The first room of the museum is devoted to a peasant from the village of Shartash Yerofey Markov who was the first to discover gold in Russia. In 1745 he found the placers of gold at the 19th kilometer of Rezhevskiy road (now the site is marked by a memorial obelisk). However, there were no gold veins in the indicated place. Markov was put to prison and tortured to know where he found gold. Two years later the gold deposits were still found and in 1757 in Berezovsky there appeared the first gold mine in Russia. Ten years later by the order of a mine foreman Nikifor Kleopin there was launched a flushing plant but its performance was low.
Eventually, for the development of Berezovsky gold deposit there were built over a thousand mines. This gold deposit is mentioned in all geology textbooks in all countries of the world as the richest and the oldest one. Gold is still extracted in 4 mines, one of which is considered the oldest continuously operating mine in the world.

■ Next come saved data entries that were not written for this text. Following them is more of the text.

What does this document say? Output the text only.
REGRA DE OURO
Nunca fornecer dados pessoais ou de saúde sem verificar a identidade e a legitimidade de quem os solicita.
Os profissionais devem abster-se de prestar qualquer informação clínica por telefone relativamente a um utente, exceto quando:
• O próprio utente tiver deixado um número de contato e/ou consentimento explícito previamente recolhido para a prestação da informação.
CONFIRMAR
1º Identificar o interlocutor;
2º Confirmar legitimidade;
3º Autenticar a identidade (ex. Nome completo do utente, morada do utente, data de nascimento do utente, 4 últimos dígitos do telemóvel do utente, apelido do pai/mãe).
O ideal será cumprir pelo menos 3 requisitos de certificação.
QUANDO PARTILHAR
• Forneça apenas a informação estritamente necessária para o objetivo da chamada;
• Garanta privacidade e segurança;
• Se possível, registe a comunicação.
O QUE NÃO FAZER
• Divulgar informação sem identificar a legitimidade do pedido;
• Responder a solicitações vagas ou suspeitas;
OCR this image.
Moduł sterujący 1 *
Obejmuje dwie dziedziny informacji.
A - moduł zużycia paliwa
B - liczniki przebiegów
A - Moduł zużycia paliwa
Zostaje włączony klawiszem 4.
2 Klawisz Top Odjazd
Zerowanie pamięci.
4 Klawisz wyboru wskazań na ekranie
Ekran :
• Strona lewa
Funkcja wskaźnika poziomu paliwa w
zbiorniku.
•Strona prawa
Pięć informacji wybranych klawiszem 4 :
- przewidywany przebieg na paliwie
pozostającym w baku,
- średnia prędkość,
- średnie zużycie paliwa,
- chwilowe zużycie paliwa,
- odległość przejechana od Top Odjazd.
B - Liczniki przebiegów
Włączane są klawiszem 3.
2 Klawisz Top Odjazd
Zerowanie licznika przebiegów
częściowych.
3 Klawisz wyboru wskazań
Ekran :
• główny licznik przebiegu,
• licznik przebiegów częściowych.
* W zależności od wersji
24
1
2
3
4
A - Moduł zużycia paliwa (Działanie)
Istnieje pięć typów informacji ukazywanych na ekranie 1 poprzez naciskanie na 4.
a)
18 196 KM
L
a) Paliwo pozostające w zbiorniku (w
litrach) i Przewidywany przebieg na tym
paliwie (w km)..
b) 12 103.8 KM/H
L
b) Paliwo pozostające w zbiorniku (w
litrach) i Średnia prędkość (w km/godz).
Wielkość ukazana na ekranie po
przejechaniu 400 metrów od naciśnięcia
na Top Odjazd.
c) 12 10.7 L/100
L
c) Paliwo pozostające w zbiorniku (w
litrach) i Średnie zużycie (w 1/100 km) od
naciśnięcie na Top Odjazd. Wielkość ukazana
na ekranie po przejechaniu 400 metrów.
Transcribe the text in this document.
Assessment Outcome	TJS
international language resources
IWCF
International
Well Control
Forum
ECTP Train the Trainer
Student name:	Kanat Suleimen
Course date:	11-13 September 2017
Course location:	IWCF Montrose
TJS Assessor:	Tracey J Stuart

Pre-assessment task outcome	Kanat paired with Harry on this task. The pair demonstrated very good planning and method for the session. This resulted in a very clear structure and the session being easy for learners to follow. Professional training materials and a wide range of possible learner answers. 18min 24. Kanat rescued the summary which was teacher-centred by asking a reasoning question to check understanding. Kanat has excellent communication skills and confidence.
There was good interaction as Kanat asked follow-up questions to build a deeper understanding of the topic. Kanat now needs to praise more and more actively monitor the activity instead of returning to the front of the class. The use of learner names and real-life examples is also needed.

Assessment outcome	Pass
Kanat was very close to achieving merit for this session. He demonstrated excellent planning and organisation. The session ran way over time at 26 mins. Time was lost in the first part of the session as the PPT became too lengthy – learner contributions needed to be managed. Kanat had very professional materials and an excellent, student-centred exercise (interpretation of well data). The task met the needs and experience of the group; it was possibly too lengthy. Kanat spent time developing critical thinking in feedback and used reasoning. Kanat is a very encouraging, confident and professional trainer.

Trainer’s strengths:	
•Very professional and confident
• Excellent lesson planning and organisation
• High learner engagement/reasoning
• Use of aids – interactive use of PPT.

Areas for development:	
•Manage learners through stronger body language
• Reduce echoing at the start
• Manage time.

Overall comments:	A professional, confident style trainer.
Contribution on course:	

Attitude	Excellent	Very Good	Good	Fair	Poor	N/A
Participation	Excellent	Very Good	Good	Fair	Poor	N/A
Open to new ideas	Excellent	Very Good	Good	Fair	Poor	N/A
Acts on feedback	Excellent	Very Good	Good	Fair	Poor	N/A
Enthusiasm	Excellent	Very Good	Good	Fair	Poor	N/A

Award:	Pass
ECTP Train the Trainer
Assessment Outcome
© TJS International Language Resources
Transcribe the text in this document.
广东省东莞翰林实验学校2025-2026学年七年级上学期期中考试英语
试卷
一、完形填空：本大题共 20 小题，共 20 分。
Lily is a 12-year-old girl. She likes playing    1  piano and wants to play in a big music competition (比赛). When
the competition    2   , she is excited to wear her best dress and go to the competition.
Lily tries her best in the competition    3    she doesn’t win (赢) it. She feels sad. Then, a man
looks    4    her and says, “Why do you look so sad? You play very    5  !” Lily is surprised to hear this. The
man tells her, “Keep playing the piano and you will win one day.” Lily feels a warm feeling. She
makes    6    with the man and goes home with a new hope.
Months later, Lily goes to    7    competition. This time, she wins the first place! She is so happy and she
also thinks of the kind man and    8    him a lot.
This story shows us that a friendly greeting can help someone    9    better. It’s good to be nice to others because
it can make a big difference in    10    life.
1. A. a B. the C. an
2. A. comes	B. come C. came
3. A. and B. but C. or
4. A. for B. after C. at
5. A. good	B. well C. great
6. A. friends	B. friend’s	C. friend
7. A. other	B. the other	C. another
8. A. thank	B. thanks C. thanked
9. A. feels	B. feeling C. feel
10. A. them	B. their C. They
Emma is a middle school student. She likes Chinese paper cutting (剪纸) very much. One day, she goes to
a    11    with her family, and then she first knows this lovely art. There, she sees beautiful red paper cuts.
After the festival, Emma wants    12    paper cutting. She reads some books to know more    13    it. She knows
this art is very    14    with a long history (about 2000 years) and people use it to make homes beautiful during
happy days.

In the museum there is also a room devoted to an engineer Lev Brusnitsyn who invented a revolutionary gold-mining technology in 1814. This technology made it possible to significantly increase the production of gold. After Markov had found gold there appeared a great number of gold-diggers. And this technology helped them to extract much more gold at the Berezovsky gold mines, even working in small groups. It was there, in Berezovsky, that the world`s first gold-fever took place.
In the 19 century, several decades after all these discoveries, Russia became the gold-mining country in the world. It also had the world`s largest gold reserve. It had a significant effect on the economic, political and military power of the Russian Empire.
The other rooms of the museum house the expositions devoted to the tools and living conditions of gold-diggers at the Berezovsky mines. At the passage of the museum there was restored the atmosphere of a gold mine. And the last room houses the exposition devoted to the gold-mining industry of the Soviet period.